Securing an Appellate Court Victory in an ADA Case of First Impression
Epstein Becker Green recently achieved a significant victory on behalf of a leading global media organization in connection with an appeal involving a question of first impression for the U.S. Court of Appeals for the Second Circuit. Among other claims, the former employee alleged that our client violated the Americans with Disabilities Act (“ADA”) in failing to provide a reasonable accommodation for his migraine headaches, which, according to his treating physician, were triggered by stress resulting from what the employee perceived as unjustified critical reviews of his performance. Specifically, the former employee sought a transfer, indicating that he could perform the same job, or a similar one, if supervised by different managers. He was not transferred, and, ultimately, his employment was terminated based on a consistent record of subpar performance. A district court dismissed the former employee’s ADA (and other federal) claims, opining in pertinent part that the former employee was not “disabled” within the meaning of the ADA, largely based on his own admission that he could “do the exact same job he had been doing” as long as he was under new supervisors.

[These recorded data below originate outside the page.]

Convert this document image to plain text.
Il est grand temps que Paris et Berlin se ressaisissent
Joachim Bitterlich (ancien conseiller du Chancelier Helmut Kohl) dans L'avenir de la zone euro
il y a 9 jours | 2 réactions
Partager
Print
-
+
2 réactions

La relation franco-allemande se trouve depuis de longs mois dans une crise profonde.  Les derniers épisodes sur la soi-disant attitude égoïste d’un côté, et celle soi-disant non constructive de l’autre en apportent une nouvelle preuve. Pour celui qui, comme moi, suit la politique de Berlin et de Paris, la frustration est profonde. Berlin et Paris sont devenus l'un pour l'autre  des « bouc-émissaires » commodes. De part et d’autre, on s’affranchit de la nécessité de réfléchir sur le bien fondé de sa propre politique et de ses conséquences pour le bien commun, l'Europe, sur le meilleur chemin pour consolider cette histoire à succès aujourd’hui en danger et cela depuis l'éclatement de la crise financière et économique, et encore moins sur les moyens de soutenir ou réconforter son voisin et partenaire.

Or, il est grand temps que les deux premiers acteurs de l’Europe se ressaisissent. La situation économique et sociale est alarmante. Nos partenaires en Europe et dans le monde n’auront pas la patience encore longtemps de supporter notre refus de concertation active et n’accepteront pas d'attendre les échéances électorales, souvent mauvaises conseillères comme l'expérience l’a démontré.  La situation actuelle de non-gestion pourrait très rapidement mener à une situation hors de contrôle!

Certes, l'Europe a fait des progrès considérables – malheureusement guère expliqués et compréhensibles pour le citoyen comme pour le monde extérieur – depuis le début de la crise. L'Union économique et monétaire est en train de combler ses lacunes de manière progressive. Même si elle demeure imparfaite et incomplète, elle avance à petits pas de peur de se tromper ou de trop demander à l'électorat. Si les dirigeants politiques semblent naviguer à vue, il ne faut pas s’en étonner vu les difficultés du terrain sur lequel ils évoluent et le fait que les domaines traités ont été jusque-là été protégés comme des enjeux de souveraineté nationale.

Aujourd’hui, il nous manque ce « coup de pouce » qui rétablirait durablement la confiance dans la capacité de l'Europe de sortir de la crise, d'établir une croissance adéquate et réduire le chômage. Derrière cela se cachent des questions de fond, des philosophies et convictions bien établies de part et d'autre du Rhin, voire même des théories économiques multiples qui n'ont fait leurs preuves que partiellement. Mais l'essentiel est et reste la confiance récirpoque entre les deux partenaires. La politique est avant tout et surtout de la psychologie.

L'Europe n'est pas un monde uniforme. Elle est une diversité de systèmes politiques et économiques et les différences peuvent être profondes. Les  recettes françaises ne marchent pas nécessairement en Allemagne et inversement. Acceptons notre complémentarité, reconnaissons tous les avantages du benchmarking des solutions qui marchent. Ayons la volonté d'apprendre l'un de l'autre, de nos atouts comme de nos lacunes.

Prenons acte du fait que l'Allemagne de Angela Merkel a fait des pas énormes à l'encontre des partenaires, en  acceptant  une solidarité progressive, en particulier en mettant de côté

On appeal, the former employee contended that the district court impermissibly relied on authority that pre-dated the ADA Amendments Act of 2008 (“ADAAA”) in holding that the former’s employee’s claimed inability to perform a single job, for particular supervisors, did not meet the standard for disability. On behalf of its client, Epstein Becker Green argued that nothing in the ADAAA suggests that the courts should “abandon the common-sense principle that one’s claimed inability to perform only his specific job (particularly because of stress arising from the particulars of that job) does not amount to a substantial limitation on the life activity of working.” Indeed, although this was an issue of first impression for the Second Circuit, other federal circuit courts of appeal have concluded that, even post-ADAAA, one’s claimed inability to perform a single job does not rise to the level of disability. In a per curiam opinion, the Second Circuit agreed, invoking the language from Epstein Becker Green’s briefing: “[N]othing in the ADAAA’s text, or its legislative history for that matter, suggests that Congress intended to modify, let alone abandon altogether,” the “longstanding, common‐sense principle of law [that] recognizes that employees who are precluded only from doing their specific job, or from working under a specific supervisor, do not have a ‘disability.’”
The Second Circuit’s decision in this case is an important win not only for our client but for employers in general, insofar as it clarifies the outer limits of the ADAAA and discourages “failure to accommodate” claims based on symptoms arising from conditions unique to an employee’s particular job circumstances, including his or her relationships with supervisors.